Unfortunately, for legal reasons related to GPL vs. LGPL, mzscheme cannot provide Readline automatically.
> (require readline) |
2 Set...
In the same directory where you started mzscheme, create a text file "serve.ss", and start it like this:
|
(define (go) |
'yep-it-works) |
Here’s the whole program so far in plain text: step 0.
3 Go!
Back in mzscheme, try loading the file and running go:
> (enter! "serve.ss") |
[loading serve.ss] |
> (go) |
yep-it-works |
Try modifying "serve.ss", and then running (enter! "serve.ss") again to re-load the module, then check your changes.
4 “Hello World” Server
We’ll implement the web server through a serve function that takes a IP port number for client connections:
(define (serve port-no) |
...) |
The server accepts TCP connections through a listener, which we create with tcp-listen. To make interactive development easier, we supply #t as the third argument to tcp-listen, which lets us re-use the port number without waiting on TCP timeouts.
(define (serve port-no) |
(define listener (tcp-listen port-no 5 #t)) |
...) |
The server must loop to accept connections from the listener:
(define (serve port-no) |
(define listener (tcp-listen port-no 5 #t)) |
(define (loop) |
(accept-and-handle listener) |
(loop)) |
(loop)) |
Our accept-and-handle function accepts a connection using tcp-accept, which returns two values: a stream for input from the client, and a stream for output to the client.
(define (accept-and-handle listener) |
(define-values (in out) (tcp-accept listener)) |
(handle in out) |
(close-input-port in) |
(close-output-port out)) |
To handle a connection, for now, we’ll read and discard the request header, and then write a “Hello, world!” web page as the result:
(define (handle in out) |
; Discard the request header (up to blank line): |
(regexp-match #rx"(\r\n|^)\r\n" in) |
; Send reply: |
(display "HTTP/1.0 200 Okay\r\n" out) |
(display "Server: k\r\nContent-Type: text/html\r\n\r\n" out) |
(display "<html><body>Hello, world!</body></html>" out)) |
Note that regexp-match operates directly on the input stream, which is easier than bothering with individual lines.
Here’s the whole program so far in plain text: step 1.

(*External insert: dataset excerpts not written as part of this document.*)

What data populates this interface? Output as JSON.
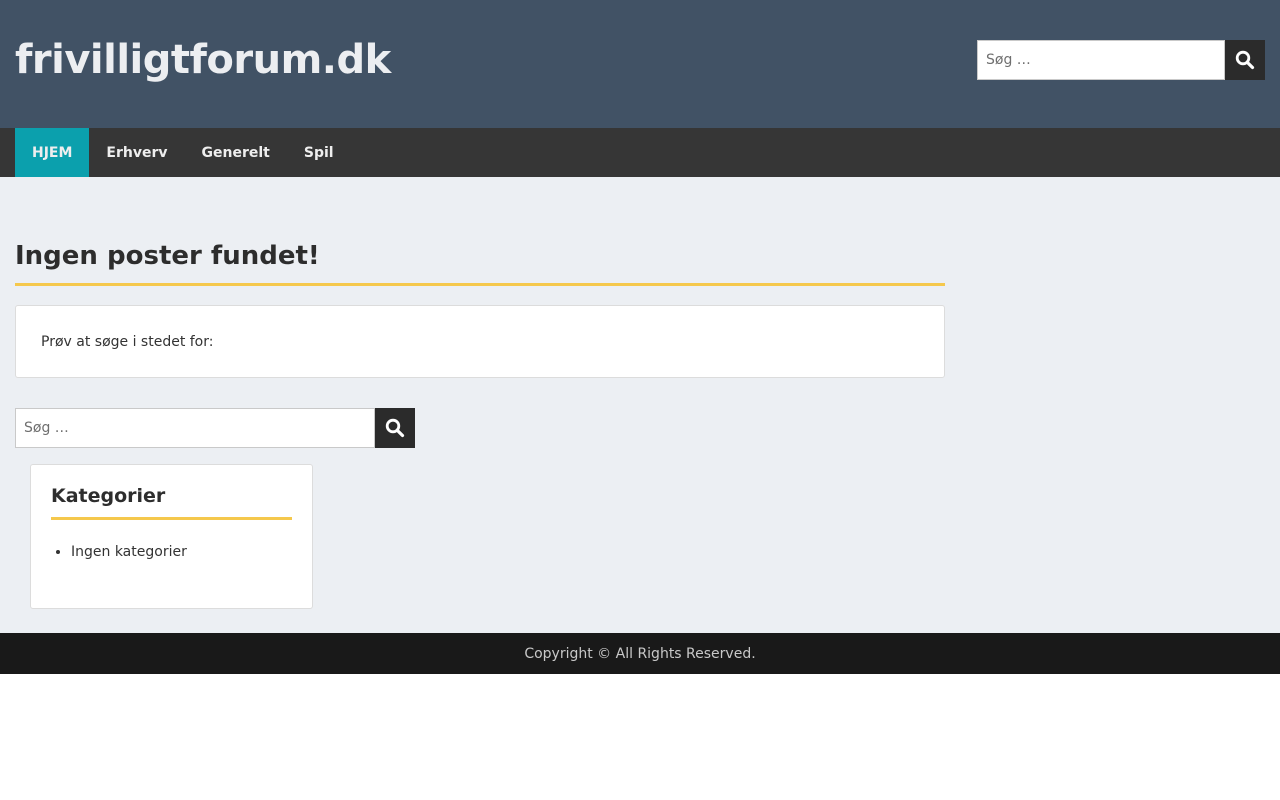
{
  "header": {
    "site_title": "frivilligtforum.dk",
    "search_placeholder": "Søg …",
    "search_icon": "search-icon"
  },
  "nav": {
    "items": [
      {
        "label": "HJEM",
        "active": true
      },
      {
        "label": "Erhverv",
        "active": false
      },
      {
        "label": "Generelt",
        "active": false
      },
      {
        "label": "Spil",
        "active": false
      }
    ]
  },
  "main": {
    "heading": "Ingen poster fundet!",
    "notice": "Prøv at søge i stedet for:",
    "search_placeholder": "Søg …"
  },
  "widget": {
    "title": "Kategorier",
    "items": [
      "Ingen kategorier"
    ]
  },
  "footer": {
    "copyright": "Copyright © All Rights Reserved."
  },
  "colors": {
    "header_bg": "#415265",
    "nav_bg": "#363636",
    "nav_active": "#0ba0ad",
    "accent_underline": "#f5c84c",
    "content_bg": "#eceff3",
    "footer_bg": "#191919"
  }
}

Copy the above three definitions – serve, accept-and-handle, and handle – into "serve.ss" and re-load:
> (enter! "serve.ss") |
[re-loading serve.ss] |
> (serve 8080) |
Now point your browser to http://localhost:8080 (assuming that you used 8080 as the port number, and that the browser is running on the same machine) to receive a friendly greeting from your web server.
5 Server Thread
Before we can make the web server respond in more interesting ways, we need to get a Scheme prompt back. Typing Ctl-C in your terminal window interrupts the server loop:
In DrScheme, instead of typing Ctl-C, click the Stop button once.
> (serve 8080) |
^Cuser break |
> |
Unfortunately, we cannot now re-start the server with the same port number:
> (serve 8080) |
tcp-listen: listen on 8080 failed (address already in use) |
The problem is that the listener that we created with serve is still listening on the original port number.
To avoid this problem, let’s put the listener loop in its own thread, and have serve return immediately. Furthermore, we’ll have serve return a function that can be used to shut down the server thread and TCP listener:
(define (serve port-no) |
(define listener (tcp-listen port-no 5 #t)) |
(define (loop) |
(accept-and-handle listener) |
(loop)) |
(lambda () |
(kill-thread t) |
(tcp-close listener))) |
Here’s the whole program so far in plain text: step 2.
Try the new one:
> (enter! "serve.ss") |
[re-loading serve.ss] |
> (define stop (serve 8081)) |
Your server should now respond to http://localhost:8081, but you can shut down and restart the server on the same port number as often as you like:
> (stop) |
> (define stop (serve 8081)) |
> (stop) |
> (define stop (serve 8081)) |
> (stop) |
6 Connection Threads
In the same way that we put the main server loop into a background thread, we can put each individual connection into its own thread:
(define (accept-and-handle listener) |
(define-values (in out) (tcp-accept listener)) |
(lambda () |
(handle in out) |
(close-input-port in) |
(close-output-port out)))) |
Here’s the whole program so far in plain text: step 3.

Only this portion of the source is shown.